The revelation by the Japanese Embassy that it had paid compensation to the Malaysian government for families of victims of the so called “Death Railway” project in the 1940s is shocking.
The sum of RM207 billion or whatever the amount must be revealed by Mahathir. He was close to the Japanese government and corporate sector when he promoted his Look East Policy aimed at enhancing trade with Japan.
The money, believed to be amounting to RM207 billion, was meant to be distributed to some 30,000 Malaysians who had been recruited as forced labourers by the Japanese to build the Thai-Burma rail link.
This means each affected family is entitled to receive between RM2.8 million and RM3 million as compensation.
The stinking part of the Umno-led Barisan Nasional federal government is that the public is today unaware of the compensation payment by the Japanese. We would have thought Mahathir would have brought the money back from Japan in triumph, like a victorious Roman general. UMNO would have organized a huge gathering of the victims or their families and distributed the money. No, it was all covered in secrecy.
National probe needed
The money rightfully belongs to the victims of the “Death Railway” project and their families and to rob them is despicable. The money is believed to have been transferred by the Japanese government to Malaysia in the 1990s. This means it happened during Mahathir’s 22-year reign. So … Where is it?
The government should immediately set up a national probe team to track down the thief/thieves to recover the money and for prosecution. Surely there are paper trails, beginning with the transfer/s from the Japanese to the Malaysian government.
Meanwhile, Japan can do further justice to the 30,000 Malaysian forced labourers who died in the “Death Railway” project by revealing their identities so that their families are traced.
Chua Jui Meng is PKR vice-president and Johor state chief. He is also a former MCA vice-president and an ex-Cabinet member.
|Harakahdaily,||07 January 2013|
Jan 7: The Japanese embassy in Kuala Lumpur has clarified a report by Harakahdaily quoting Bukit Gantang member of parliament Nizar Jamaluddin.
Nizar, who heads Jejak, a secretariat formed to investigate the claim that compensation paid by Tokyo to the Malaysian government for victims of the Death Railway project has yet to reach them, had last week met officials of the embassy to get more details.
In its report, Harakahdaily quoted Jejak as saying that the embassy’s second secretary Takaharu Suegami confirmed money had been paid to the Malaysian government in the 1990s.
In a short email to Jejak clarifying the report, the embassy said it was not aware of any other compensation paid to Malaysia other than the 1967 agreement between Tokyo and Kuala Lumpur.
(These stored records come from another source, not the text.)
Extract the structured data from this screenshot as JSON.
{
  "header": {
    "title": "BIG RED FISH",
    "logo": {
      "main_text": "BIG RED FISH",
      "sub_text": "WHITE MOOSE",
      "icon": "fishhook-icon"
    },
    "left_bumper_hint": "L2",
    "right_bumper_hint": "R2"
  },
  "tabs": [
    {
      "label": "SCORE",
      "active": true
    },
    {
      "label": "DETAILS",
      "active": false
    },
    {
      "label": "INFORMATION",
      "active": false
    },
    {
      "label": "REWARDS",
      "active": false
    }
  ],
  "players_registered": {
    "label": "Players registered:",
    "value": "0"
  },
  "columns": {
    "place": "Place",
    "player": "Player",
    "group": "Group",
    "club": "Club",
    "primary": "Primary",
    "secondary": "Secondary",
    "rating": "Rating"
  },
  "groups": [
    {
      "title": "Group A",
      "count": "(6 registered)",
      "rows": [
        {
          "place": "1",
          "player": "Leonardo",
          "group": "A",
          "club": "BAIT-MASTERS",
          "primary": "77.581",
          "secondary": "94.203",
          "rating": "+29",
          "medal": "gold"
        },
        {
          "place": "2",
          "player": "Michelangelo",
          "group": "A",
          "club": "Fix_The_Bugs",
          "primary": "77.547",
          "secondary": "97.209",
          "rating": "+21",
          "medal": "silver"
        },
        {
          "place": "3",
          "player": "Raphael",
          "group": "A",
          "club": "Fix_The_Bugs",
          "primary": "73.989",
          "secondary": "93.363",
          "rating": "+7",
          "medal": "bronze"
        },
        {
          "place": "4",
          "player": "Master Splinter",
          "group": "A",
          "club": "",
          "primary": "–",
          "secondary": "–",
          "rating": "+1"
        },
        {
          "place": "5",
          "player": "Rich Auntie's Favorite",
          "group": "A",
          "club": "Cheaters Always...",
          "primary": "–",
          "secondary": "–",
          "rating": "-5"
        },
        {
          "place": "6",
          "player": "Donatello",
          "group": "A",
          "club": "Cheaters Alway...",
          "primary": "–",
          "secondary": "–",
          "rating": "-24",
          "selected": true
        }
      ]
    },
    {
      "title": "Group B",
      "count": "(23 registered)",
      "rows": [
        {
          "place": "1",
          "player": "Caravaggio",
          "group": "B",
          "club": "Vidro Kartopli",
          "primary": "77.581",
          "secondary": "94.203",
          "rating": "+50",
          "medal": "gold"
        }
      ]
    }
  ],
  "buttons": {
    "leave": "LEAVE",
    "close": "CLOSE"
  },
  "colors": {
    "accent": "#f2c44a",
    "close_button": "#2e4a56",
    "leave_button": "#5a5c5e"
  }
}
Under the deal signed in September 1967, the two governments agreed that Japan would pay “blood money” to the Malaysian government being settlement of the issue of compensation to those forced to work on the “Death Railway”, an ambitious project by the Japanese imperial power to link Burma and Thailand with 400-kilometres of railway tracks.
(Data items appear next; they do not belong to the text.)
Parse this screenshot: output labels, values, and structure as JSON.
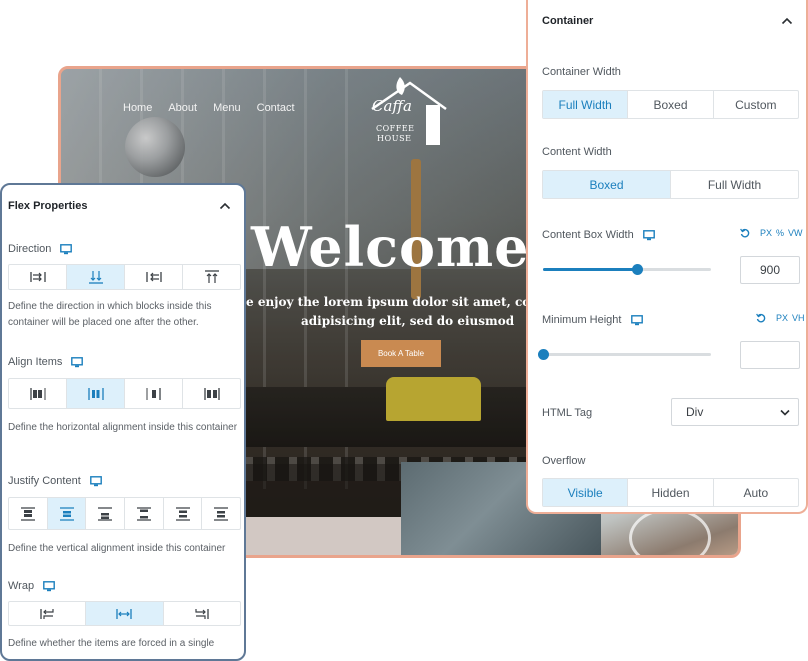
{
  "preview": {
    "nav": [
      "Home",
      "About",
      "Menu",
      "Contact"
    ],
    "logo": {
      "script": "Caffa",
      "line1": "COFFEE",
      "line2": "HOUSE"
    },
    "hero_title": "Welcome",
    "hero_line1": "e enjoy the lorem ipsum dolor sit amet, cons",
    "hero_line2": "adipisicing elit, sed do eiusmod",
    "book_button": "Book A Table"
  },
  "flex_panel": {
    "title": "Flex Properties",
    "direction": {
      "label": "Direction",
      "desc": "Define the direction in which blocks inside this container will be placed one after the other.",
      "options": [
        "row-icon",
        "column-icon",
        "row-reverse-icon",
        "column-reverse-icon"
      ],
      "active": 1
    },
    "align_items": {
      "label": "Align Items",
      "desc": "Define the horizontal alignment inside this container",
      "options": [
        "align-start-icon",
        "align-center-icon",
        "align-end-icon",
        "align-stretch-icon"
      ],
      "active": 1
    },
    "justify_content": {
      "label": "Justify Content",
      "desc": "Define the vertical alignment inside this container",
      "options": [
        "justify-start-icon",
        "justify-center-icon",
        "justify-end-icon",
        "justify-space-between-icon",
        "justify-space-around-icon",
        "justify-space-evenly-icon"
      ],
      "active": 1
    },
    "wrap": {
      "label": "Wrap",
      "desc": "Define whether the items are forced in a single",
      "options": [
        "nowrap-icon",
        "wrap-icon",
        "wrap-reverse-icon"
      ],
      "active": 1
    }
  },
  "container_panel": {
    "title": "Container",
    "container_width": {
      "label": "Container Width",
      "options": [
        "Full Width",
        "Boxed",
        "Custom"
      ],
      "active": 0
    },
    "content_width": {
      "label": "Content Width",
      "options": [
        "Boxed",
        "Full Width"
      ],
      "active": 0
    },
    "content_box_width": {
      "label": "Content Box Width",
      "units": [
        "PX",
        "%",
        "VW"
      ],
      "value": "900",
      "slider_fraction": 0.56
    },
    "minimum_height": {
      "label": "Minimum Height",
      "units": [
        "PX",
        "VH"
      ],
      "value": "",
      "slider_fraction": 0.0
    },
    "html_tag": {
      "label": "HTML Tag",
      "value": "Div"
    },
    "overflow": {
      "label": "Overflow",
      "options": [
        "Visible",
        "Hidden",
        "Auto"
      ],
      "active": 0
    }
  },
  "colors": {
    "accent": "#1b7fbd",
    "active_bg": "#ddf0fb",
    "flex_border": "#5f7896",
    "container_border": "#eeae97",
    "button": "#c98a51"
  }
}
The Japanese embassy also further clarified today that the undisclosed amount was transfered “around 1970’s or 80’s”, but added that it had to check with its government on the list of victims as well as whether there has been any other compensation.
Nizar had earlier suggested that based on documents he had, Japan had paid some RM207 billion to the Malaysian government in 2004, while the money had yet to be distributed to family members of the estimated 30,000 Malaysians who worked as forced labourers for the project.